Тепло от солнечных лучей начинало разогревать Сашино лицо, и в какой-то момент он был даже рад, что в лесу столько тени.

— Девицы же в Киеве, — начал было Петр и вдруг остановился, опершись рукой о ствол дерева, и некоторое время не говорил ни слова, а Саша беспомощно стоял рядом. — Черт возьми! — наконец сказал Петр, с трудом переводя дыхание.

— Петр, позволь мне взглянуть на твой бок.
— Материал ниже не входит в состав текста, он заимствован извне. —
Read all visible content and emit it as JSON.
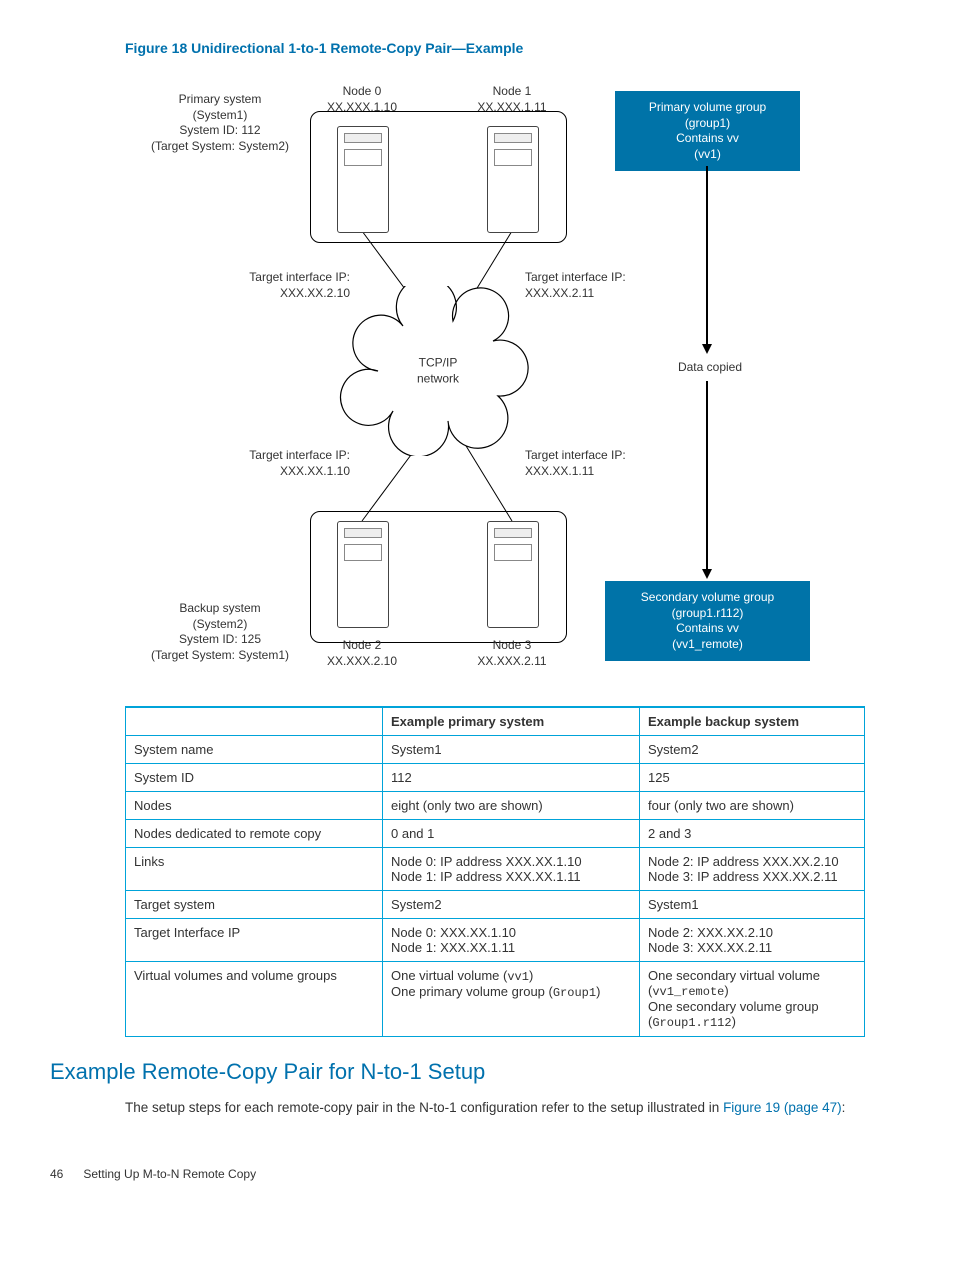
{
  "figure_title": "Figure 18 Unidirectional 1-to-1 Remote-Copy Pair—Example",
  "diagram": {
    "primary_system": {
      "lines": [
        "Primary system",
        "(System1)",
        "System ID: 112",
        "(Target System: System2)"
      ]
    },
    "backup_system": {
      "lines": [
        "Backup system",
        "(System2)",
        "System ID: 125",
        "(Target System: System1)"
      ]
    },
    "nodes": {
      "n0": {
        "name": "Node 0",
        "ip": "XX.XXX.1.10"
      },
      "n1": {
        "name": "Node 1",
        "ip": "XX.XXX.1.11"
      },
      "n2": {
        "name": "Node 2",
        "ip": "XX.XXX.2.10"
      },
      "n3": {
        "name": "Node 3",
        "ip": "XX.XXX.2.11"
      }
    },
    "target_if": {
      "top_left": {
        "label": "Target interface IP:",
        "ip": "XXX.XX.2.10"
      },
      "top_right": {
        "label": "Target interface IP:",
        "ip": "XXX.XX.2.11"
      },
      "bot_left": {
        "label": "Target interface IP:",
        "ip": "XXX.XX.1.10"
      },
      "bot_right": {
        "label": "Target interface IP:",
        "ip": "XXX.XX.1.11"
      }
    },
    "cloud": "TCP/IP\nnetwork",
    "data_copied": "Data copied",
    "primary_vg": {
      "lines": [
        "Primary volume group",
        "(group1)",
        "Contains vv",
        "(vv1)"
      ]
    },
    "secondary_vg": {
      "lines": [
        "Secondary volume group",
        "(group1.r112)",
        "Contains vv",
        "(vv1_remote)"
      ]
    }
  },
  "table": {
    "headers": [
      "",
      "Example primary system",
      "Example backup system"
    ],
    "rows": [
      {
        "label": "System name",
        "primary": "System1",
        "backup": "System2"
      },
      {
        "label": "System ID",
        "primary": "112",
        "backup": "125"
      },
      {
        "label": "Nodes",
        "primary": "eight (only two are shown)",
        "backup": "four (only two are shown)"
      },
      {
        "label": "Nodes dedicated to remote copy",
        "primary": "0 and 1",
        "backup": "2 and 3"
      },
      {
        "label": "Links",
        "primary": "Node 0: IP address XXX.XX.1.10\nNode 1: IP address XXX.XX.1.11",
        "backup": "Node 2: IP address XXX.XX.2.10\nNode 3: IP address XXX.XX.2.11"
      },
      {
        "label": "Target system",
        "primary": "System2",
        "backup": "System1"
      },
      {
        "label": "Target Interface IP",
        "primary": "Node 0: XXX.XX.1.10\nNode 1: XXX.XX.1.11",
        "backup": "Node 2: XXX.XX.2.10\nNode 3: XXX.XX.2.11"
      },
      {
        "label": "Virtual volumes and volume groups",
        "primary_html": "One virtual volume (<span class='mono'>vv1</span>)<br>One primary volume group (<span class='mono'>Group1</span>)",
        "backup_html": "One secondary virtual volume (<span class='mono'>vv1_remote</span>)<br>One secondary volume group (<span class='mono'>Group1.r112</span>)"
      }
    ]
  },
  "section_heading": "Example Remote-Copy Pair for N-to-1 Setup",
  "body_para_pre": "The setup steps for each remote-copy pair in the N-to-1 configuration refer to the setup illustrated in ",
  "body_link": "Figure 19 (page 47)",
  "body_para_post": ":",
  "footer": {
    "page": "46",
    "title": "Setting Up M-to-N Remote Copy"
  }
}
Дай мне посмотреть, что я могу сделать.

— Не надо! — ответил тот, сделав еще один вдох и добавил более спокойно: — Не надо, мне сейчас будет лучше. Это лишь минутная острая боль, она приходит и уходит…

Саша почувствовал, как к нему внезапно подступает холод, хотя сейчас была не ночь, когда все страхи непомерно возрастали, а ясный день, и все шутки Петра были бессильны, чтобы разогнать его.
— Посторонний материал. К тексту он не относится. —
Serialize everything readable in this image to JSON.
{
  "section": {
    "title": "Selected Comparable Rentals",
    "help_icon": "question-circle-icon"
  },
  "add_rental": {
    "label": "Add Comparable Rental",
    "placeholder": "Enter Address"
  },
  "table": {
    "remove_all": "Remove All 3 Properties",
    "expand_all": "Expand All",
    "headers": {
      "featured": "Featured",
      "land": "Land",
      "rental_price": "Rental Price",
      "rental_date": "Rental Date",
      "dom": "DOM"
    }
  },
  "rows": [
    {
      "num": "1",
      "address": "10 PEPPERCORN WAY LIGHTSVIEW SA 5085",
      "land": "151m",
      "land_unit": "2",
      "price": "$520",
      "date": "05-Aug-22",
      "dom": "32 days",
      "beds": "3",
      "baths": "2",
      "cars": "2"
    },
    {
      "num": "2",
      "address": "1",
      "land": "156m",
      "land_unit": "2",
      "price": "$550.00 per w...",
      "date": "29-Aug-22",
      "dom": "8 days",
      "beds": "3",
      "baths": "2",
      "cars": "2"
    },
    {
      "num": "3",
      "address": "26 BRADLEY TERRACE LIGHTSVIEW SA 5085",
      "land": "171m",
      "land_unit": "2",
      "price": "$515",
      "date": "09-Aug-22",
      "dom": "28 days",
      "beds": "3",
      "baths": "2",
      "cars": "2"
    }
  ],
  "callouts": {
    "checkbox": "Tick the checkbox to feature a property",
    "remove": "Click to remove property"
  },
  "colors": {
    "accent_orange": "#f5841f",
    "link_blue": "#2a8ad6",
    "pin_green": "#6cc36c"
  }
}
— Разреши мне осмотреть повязку, — сказал он. — Петр, пожалуйста, прошу тебя.

— Нет.

— Ну не будь дураком, разреши мне помочь тебе.

— Уже все в порядке, черт возьми. Оставь меня в покое! — Петр оттолкнулся от дерева и вновь пошел по дороге, помогая себе мечом, как посохом. Это был уже не тот Петр, который досаждал тетке Иленке, разъезжая по двору и размахивая шапкой. Сейчас по дороге шел усталый измученный человек, сгорбившийся, с опущенными плечами, ступающий медленно и неуверенно.

Саша молил Бога, чтобы Петр Ильич вернул назад свою былую силу, и был полностью уверен в том, что это очень справедливое желание.

А может быть, Петр был прав, и он просто безобидный дурак, потому что, несмотря на все его старания, тот не стал чувствовать себя лучше ни сразу, ни какое-то время спустя после этого. Единственное, что можно было сказать, так это то, что Петр по-прежнему оставался на ногах, медленно, но передвигал их, и у него пока не было новых приступов острой боли, однако Саша не мог сказать, хорошо это было или плохо.

Он не смог развести огонь, он не смог найти ничего больше, чем застывшую мелкую рыбешку, вмерзшую в ледяную кромку ручья, и нашел несколько ягод, вместо того, чтобы отыскать пушную или пернатую дичь, которая наверняка водилась в этих лесах.

Все кругом будто вымерло. В такое время года, когда зима медленно умирает, но все еще не покидает землю, а весна еще не обретает жизнь, в таких заброшенных местах выжить могли только призраки, а больные и старые должны были умереть: вот так обычно говорили люди в городе. И в последнюю ночь, перед тем, как вся природа пробуждалась навстречу весне, городские женщины выходили на улицу с распущенными волосами и, развязав пояса, копали небольшой ров около городской стены. При этом они играли на волынках и зазывали Весну. Мужчины в это время прятались по домам. Исключение составляли лишь колдуны, которые тоже принимали участие в обряде и тоже играли на волынках, обращаясь с просьбами к богам и добрым духам, чтобы они отвели от них все несчастья в этом сезоне.